Guang Pu Xue Yu Guang Pu Fen Xi. 2009 Nov;29(11):2955-8.
The feasibility of visible and short-wave near-infrared spectroscopy (VIS/WNIR) techniques as means for the nondestructive and fast detection of alien invasive weeds was evaluated. Selected sensitive bands were found validated. In the present study, 3 kinds of alien invasive weeds, Veronica persica, Veronica polita, and Veronica arvensis Linn, and one kind of local weed, Lamiaceae amplexicaule Linn, were employed. The results showed that visible and NIR (Vis/NIR) technology could be introduced in classification of the alien invasive weeds or local weed with the similar outline. Thirty x 4 weeds samples were randomly selected for the calibration set, while the remaining 20 x 4 samples for the prediction set. Smoothing methods of moving average and standard normal variate (SNV) were used to pretreat spectra data. Based on principal components analysis, soft independent models of class analogy (SIMCA) were applied to make the model. Four frontal principal components of each catalogues were applied as the input of SIMCA, and with a significance level of 0.05, recognition ratio of 78.75% was obtained. The average prediction result is 90% except for Veronica polita. According to the modeling power of each spectra data in SIMCA, some possible sensitive bands, 496-521, 589-626 and 789-926 nm, were founded. By using these possible sensitive bands as the inputs of least squares support vector machine (LS-SVM), and setting the result of LS-SVM as the object function value of genetic algorithm (GA), mutational rate, crossover rate and population size were set up as 0.9, 0.5 and 50 respectively. Finally recognition ratio of 95.63% was obtained. The prediction results of 95.63% indicated that the selected wavelengths reflected the main characteristics of the four weeds, which proposed a new way to accelerate the research on cataloguing alien invasive weeds.

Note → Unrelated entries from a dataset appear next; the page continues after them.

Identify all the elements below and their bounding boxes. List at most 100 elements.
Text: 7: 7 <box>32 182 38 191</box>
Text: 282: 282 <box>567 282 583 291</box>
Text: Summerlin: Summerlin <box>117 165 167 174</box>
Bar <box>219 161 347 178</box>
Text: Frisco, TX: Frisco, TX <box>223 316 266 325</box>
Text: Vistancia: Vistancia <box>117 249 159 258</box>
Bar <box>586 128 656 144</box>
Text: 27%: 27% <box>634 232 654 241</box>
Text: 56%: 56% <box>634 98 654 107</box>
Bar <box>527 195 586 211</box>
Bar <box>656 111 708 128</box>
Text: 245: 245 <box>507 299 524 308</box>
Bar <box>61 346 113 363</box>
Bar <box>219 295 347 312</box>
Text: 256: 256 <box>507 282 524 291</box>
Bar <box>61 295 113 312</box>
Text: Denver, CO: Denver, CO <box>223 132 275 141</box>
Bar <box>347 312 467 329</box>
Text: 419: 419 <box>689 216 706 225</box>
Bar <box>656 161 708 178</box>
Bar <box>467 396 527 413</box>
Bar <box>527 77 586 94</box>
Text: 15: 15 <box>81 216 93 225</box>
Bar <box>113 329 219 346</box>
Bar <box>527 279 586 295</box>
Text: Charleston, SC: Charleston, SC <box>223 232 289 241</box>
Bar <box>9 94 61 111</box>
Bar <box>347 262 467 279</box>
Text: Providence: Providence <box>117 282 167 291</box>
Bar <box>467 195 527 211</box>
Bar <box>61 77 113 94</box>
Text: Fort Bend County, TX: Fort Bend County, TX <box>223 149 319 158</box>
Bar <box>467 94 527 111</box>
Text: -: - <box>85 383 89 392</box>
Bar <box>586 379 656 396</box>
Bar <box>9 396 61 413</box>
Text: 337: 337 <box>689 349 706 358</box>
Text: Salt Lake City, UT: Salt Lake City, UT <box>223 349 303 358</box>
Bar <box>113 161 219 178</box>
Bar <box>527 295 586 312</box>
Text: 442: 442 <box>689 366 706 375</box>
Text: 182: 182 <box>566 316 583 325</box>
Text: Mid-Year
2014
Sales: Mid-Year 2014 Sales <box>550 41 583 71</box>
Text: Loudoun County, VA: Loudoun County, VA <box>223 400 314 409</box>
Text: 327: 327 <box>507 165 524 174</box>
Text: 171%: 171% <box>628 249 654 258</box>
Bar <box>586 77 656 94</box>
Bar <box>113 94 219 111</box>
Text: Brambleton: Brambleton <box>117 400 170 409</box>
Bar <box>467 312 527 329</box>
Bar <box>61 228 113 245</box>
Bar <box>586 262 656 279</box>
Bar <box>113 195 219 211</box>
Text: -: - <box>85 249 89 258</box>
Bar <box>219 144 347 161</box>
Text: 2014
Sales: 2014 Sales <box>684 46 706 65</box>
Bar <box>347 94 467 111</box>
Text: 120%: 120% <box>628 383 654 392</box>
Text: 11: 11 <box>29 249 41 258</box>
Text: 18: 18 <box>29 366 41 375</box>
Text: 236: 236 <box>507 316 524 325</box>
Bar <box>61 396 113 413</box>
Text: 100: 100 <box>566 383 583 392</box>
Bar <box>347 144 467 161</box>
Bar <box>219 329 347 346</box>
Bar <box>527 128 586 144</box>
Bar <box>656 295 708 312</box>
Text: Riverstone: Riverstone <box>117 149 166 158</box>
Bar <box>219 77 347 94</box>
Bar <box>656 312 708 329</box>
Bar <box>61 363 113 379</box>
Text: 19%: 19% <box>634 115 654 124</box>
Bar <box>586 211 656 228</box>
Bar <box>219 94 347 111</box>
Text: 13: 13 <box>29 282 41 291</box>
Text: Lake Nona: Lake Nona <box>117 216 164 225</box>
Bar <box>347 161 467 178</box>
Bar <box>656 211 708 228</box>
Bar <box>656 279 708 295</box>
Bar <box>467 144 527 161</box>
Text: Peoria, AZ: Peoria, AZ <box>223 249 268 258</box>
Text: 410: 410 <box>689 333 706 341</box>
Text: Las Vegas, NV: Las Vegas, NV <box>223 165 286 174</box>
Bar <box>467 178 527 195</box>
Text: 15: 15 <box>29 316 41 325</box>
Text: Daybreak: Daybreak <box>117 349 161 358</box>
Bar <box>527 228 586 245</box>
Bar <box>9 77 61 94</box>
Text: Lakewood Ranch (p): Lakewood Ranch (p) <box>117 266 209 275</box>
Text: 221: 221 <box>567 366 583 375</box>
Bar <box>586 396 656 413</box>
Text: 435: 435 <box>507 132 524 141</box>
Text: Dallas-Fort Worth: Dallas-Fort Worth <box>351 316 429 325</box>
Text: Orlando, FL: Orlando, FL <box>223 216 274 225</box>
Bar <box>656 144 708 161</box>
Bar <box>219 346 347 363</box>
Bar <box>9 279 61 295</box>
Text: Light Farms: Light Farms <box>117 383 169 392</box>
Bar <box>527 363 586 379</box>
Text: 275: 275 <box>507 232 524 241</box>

评估了可见和短波近红外光谱(VIS/WNIR)技术作为外来入侵杂草无损快速检测手段的可行性。发现所选的敏感波段得到了验证。在本研究中,采用了3种外来入侵杂草,即波斯婆婆纳、直立婆婆纳和阿拉伯婆婆纳,以及1种本地杂草,即唇形科水棘针。结果表明,可见/近红外(Vis/NIR)技术可用于对轮廓相似的外来入侵杂草或本地杂草进行分类。随机选择30×4个杂草样本作为校准集,其余20×4个样本作为预测集。采用移动平均和平滑方法以及标准正态变量变换(SNV)对光谱数据进行预处理。基于主成分分析,应用软独立类比模型(SIMCA)建立模型。将每个类别目录的4个前沿主成分作为SIMCA的输入,在显著性水平为0.05时,识别率达到78.75%。除直立婆婆纳外,平均预测结果为90%。根据SIMCA中各光谱数据的建模能力,确定了一些可能的敏感波段,即496 - 521、589 - 626和789 - 926 nm。以这些可能的敏感波段作为最小二乘支持向量机(LS - SVM)的输入,并将LS - SVM的结果作为遗传算法(GA)的目标函数值,将变异率、交叉率和种群大小分别设置为0.9、0.5和50。最终获得了95.63%的识别率。95.63%的预测结果表明,所选波长反映了这4种杂草的主要特征,为加快外来入侵杂草编目研究提出了一种新途径。